Nightbitch by Rachel Yoder
Another story about a husband regularly travelling for work (a true horror with a young child!), Nightbitch follows a character only named as “mother,” an artist who gave up her career to be a stay-at-home mom and two years on is struggling to adapt as she cares for “the boy,” almost entirely on her own. When one day, she steps into the bathroom to find a dense patch of hair on the back of her nape—er, neck—she gradually comes to believe she is turning into a dog. This body-horror-cum-motherhood-thriller becomes even darker and more howlingly hysterical as we reckon with the fact that the protagonist is a better—and happier—mother as a dog, than she ever was as a human.

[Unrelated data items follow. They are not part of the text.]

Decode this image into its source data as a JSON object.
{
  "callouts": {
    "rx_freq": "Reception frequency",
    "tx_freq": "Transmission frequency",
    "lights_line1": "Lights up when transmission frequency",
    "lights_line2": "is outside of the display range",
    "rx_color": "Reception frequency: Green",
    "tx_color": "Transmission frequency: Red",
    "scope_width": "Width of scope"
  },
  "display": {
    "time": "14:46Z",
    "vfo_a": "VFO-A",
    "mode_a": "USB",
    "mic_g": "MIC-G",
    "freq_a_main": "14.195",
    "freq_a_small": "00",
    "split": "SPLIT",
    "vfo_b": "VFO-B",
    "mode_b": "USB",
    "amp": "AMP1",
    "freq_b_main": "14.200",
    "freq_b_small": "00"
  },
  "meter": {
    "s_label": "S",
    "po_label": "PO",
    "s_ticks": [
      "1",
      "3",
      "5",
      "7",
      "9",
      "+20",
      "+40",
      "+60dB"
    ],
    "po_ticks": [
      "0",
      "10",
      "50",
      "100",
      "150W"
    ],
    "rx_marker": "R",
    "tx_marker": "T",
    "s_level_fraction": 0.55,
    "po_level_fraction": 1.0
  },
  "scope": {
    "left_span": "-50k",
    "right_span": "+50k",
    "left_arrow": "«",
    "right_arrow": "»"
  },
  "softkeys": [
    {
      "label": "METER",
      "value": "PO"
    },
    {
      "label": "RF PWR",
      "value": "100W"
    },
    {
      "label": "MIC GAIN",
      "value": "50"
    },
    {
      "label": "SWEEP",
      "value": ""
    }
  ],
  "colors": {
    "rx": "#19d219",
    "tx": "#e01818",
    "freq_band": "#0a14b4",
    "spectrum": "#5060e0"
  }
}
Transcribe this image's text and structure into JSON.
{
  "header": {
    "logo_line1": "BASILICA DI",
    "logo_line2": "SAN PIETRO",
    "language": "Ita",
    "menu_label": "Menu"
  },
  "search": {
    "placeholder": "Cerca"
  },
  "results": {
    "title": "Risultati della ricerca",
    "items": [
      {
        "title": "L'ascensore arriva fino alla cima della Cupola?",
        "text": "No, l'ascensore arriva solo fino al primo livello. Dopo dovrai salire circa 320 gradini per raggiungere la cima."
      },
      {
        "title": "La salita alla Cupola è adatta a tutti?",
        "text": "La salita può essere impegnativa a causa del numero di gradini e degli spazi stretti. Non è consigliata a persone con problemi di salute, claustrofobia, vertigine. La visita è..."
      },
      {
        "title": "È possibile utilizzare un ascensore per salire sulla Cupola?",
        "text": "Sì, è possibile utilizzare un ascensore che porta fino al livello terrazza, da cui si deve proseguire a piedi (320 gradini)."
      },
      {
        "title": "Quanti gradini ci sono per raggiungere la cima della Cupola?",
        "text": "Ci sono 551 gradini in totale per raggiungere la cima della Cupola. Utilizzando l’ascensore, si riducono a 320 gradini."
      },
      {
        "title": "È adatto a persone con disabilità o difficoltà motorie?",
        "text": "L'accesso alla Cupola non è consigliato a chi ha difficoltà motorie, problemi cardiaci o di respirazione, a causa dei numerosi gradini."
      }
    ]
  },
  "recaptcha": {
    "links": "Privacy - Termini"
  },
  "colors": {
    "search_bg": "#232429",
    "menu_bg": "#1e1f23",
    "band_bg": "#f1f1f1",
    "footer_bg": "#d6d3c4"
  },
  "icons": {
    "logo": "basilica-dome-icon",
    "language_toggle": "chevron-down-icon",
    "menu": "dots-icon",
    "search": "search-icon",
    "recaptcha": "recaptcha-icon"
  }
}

The Push by Ashley Audrain
The Push follows Blythe, a warm and doting woman who is set out to be the kind of mother to her own child, Violet, that she never had. But as time goes on, Blythe becomes convinced that something is very wrong with Violet. Is it all in her head, as her husband, Fox, keeps saying, or could Violet actually be growing into a dangerous and violent child? When Blythe has another child, Sam, she’s flooded with the maternal feelings she never had with Violet. But when a terrible tragedy strikes the family, Blythe is forced to confront everything she thought she knew about her own past, her daughter, and her tenuous path forward as a mother to Violet.
Baby Teeth by Zoje Stage
Yet another tome where a mother has an intuitive feeling about her child and is quickly dismissed by her husband, Baby Teeth is a modern nod to the horror classic, The Bad Seed. The novel follows Suzette and her seven-year-old daughter Hanna, and their strained and oftentimes scary relationship. Hanna has been expelled from nearly every school she’s attended, and while she’s sweet and largely silent around her father, during homeschooling with her mother, she engages in increasingly sadistic games, to the point that Suzette begins to question whether her child wants to actually get rid of her. Is Suzette dreaming this up, as her husband seems to think, or does her own child actually have it out for her? Baby Teeth forces us to confront pressures and challenges of motherhood when the mother-child dynamic is anything but beatific.